6 Giugno 1861 – Muore Cavour
Cavour è forse lo statista italiano di più spiccata levatura europea del diciannovesimo secolo.
Già deputato, assunse plurimi incarichi in ministeri di punta e divenne presidente del consiglio quattro volte sin dal 1852. Si distinse come esponente risorgimentale, artefice e stratega diplomatico dell’impresa garibaldina e della proclamazione dell’unità di Italia. Fu un fervido sostenitore della progettualità italiana unitaria sotto il controllo monarchico sabaudo e di alcune tra le più pervasive mutazioni strutturali del Regno di Sardegna nel Regno d’Italia.
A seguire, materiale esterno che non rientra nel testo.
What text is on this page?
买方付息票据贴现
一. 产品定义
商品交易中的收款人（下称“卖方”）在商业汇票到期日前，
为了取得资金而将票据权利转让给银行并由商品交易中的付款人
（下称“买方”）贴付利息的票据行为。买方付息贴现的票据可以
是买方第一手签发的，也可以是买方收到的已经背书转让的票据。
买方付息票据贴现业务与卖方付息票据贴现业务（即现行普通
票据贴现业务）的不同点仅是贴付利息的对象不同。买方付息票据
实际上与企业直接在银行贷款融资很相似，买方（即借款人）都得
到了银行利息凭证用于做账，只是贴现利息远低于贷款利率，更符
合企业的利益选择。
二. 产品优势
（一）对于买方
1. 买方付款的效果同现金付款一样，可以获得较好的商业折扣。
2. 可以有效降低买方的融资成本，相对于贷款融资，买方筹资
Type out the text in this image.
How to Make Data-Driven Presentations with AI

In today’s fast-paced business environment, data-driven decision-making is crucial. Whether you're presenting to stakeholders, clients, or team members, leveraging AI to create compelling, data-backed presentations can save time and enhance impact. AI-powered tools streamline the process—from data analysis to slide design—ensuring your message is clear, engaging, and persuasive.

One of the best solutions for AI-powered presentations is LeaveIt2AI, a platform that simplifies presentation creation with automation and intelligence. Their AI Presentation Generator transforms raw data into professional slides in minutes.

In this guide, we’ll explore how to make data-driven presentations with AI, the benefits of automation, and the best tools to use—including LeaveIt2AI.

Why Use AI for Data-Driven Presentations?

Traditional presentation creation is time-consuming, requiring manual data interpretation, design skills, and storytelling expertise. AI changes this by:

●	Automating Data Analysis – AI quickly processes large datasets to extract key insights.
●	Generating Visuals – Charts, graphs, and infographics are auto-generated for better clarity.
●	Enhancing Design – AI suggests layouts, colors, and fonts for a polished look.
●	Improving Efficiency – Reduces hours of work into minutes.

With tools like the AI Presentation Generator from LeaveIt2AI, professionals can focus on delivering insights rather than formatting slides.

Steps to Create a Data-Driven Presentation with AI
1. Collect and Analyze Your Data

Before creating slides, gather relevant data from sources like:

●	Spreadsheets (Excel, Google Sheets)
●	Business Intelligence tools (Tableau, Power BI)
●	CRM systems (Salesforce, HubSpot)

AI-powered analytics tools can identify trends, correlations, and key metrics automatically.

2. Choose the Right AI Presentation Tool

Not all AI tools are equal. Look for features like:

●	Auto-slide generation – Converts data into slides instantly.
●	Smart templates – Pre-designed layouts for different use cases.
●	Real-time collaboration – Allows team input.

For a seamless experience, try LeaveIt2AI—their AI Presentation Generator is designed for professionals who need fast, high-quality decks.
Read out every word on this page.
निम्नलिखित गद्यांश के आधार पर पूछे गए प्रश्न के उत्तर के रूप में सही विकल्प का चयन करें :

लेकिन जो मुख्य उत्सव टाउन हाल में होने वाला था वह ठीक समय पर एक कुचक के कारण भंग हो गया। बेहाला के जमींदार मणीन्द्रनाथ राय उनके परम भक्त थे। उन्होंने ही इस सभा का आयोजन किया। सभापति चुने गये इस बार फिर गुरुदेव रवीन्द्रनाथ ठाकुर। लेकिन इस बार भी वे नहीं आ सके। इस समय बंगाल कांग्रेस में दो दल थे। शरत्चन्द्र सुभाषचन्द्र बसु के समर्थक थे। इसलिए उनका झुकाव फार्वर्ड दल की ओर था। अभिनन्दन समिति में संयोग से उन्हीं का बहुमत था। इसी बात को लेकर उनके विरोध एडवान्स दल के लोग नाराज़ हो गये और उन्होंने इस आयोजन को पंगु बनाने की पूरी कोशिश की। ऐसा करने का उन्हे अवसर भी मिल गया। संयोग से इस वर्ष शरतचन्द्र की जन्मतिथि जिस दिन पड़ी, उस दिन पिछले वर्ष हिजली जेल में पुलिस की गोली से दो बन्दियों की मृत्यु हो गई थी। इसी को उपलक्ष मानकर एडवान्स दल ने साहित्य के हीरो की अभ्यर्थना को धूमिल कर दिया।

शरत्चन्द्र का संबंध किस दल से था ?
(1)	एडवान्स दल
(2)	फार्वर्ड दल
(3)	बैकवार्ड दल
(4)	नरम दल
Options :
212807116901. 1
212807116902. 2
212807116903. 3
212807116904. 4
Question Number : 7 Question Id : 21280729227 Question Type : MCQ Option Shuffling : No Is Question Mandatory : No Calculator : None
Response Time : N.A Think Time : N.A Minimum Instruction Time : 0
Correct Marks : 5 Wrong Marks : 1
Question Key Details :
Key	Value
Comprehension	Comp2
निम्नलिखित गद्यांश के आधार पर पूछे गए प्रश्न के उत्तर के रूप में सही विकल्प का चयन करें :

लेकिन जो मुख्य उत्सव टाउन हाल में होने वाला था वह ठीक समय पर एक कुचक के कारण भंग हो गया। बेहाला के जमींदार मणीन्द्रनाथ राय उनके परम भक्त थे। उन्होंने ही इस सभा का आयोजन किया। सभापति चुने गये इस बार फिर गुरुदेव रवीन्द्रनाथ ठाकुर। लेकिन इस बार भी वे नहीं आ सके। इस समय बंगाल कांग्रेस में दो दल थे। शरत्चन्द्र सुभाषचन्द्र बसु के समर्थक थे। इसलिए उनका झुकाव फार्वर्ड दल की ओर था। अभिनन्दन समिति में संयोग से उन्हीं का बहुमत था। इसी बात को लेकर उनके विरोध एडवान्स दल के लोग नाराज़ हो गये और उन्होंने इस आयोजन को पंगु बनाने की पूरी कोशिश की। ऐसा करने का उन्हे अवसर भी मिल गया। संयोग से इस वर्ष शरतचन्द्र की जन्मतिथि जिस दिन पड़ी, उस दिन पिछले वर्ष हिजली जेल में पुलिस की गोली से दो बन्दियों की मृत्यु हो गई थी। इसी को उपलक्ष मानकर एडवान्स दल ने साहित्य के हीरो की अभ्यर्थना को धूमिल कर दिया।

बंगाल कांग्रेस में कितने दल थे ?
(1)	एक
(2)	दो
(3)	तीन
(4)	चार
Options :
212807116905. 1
Caldeggiò operosamente l’ascesa di Vittorio Emanuele II, proclamato Re d’Italia nel 1861. Profuse il suo impegno anche nelle trattative volte ad equilibrare i rapporti con la Chiesa, non riuscendo però a vederne la concretizzazione perché morì il 6 giugno del 1861, nel momento di più acclarato potere e successo personale.
Essendo di nobile ascendenza, Cavour viene in giovane età destinato alla carriera militare, ma fu radiato per la sua incapacità di osservare il rigore ortodosso degli ambienti consacrati alle armi. Si dedicò quindi all’amministrazione del patrimonio di famiglia, cooperando alle iniziative dei movimenti riformatori subalpini. Iniziò il percorso di pubblicista per la Bibliothèque universelle, la Revue nouvelle e l ‘Antologia Italiana di Torino, per poi fondare il giornale moderato “Il Risorgimento”, che segnò il suo debutto politico. Dopo le Cinque giornate di Milano iniziò ad esternare le sue posizioni politiche sul versante domestico nonché esterno. Celebri restarono i pensieri espressi nel famigerato articolo, L’ora suprema della monarchia sabauda, con cui incitava Carlo Alberto a soccorrere Milano e prenderne le redini. A suo dire: “L’ora suprema per la monarchia sarda è suonata, l’ora delle forti deliberazioni, l’ora dalla quale dipendono i fati degl’imperi, le sortì dei popoli. In cospetto degli avvenimenti di Lombardia e di Vienna, l’esitazione, il dubbio, gl’indugi non sono più possibili; essi sarebbero la più funesta delle politiche. Uomini noi di mente fredda, usi ad ascoltare assai più i dettami della ragione che non gl’impulsi del cuore, dopo di avete attentamente ponderata ogni nostra parola, dobbiamo in coscienza dichiararlo: una sola via è aperta per la nazione, pel governo, pel re. La guerra!”
Il lascito di questo gigante a cui si attribuisce la paternità unitaria esorbita dai singoli successi politici raggiunti nel corso del costante impegno profuso attraverso le cariche assunte, che gli consentirono di consegnarsi alla storia come statista illuminato. Tra le tante operazioni di pregio precedenti alla proclamazione del Regno e alle guerre d’Indipendenza si rammentano anche la partecipazione alla guerra di Crimea e l’alleanza suggellata con Napoleone III.
Lo ricordiamo come straordinario pensatore liberale e appassionato di economia politica, si dedica con passione a problemi teorici e metodologici di questa disciplina, scorgendone l’importanza crinale per le questioni di sua competenza. Sostenne infatti che “Non è più tempo di matematiche; bisogna occuparsi di economia politica”.
Tra le sue tante opere sempre rivolte a questioni di politica interna e internazionale, ricordiamo De la valeur, in cui disquisisce di tematiche economiche legate al lavoro, Scritti inediti e rari e Des chemins de fer en Italie.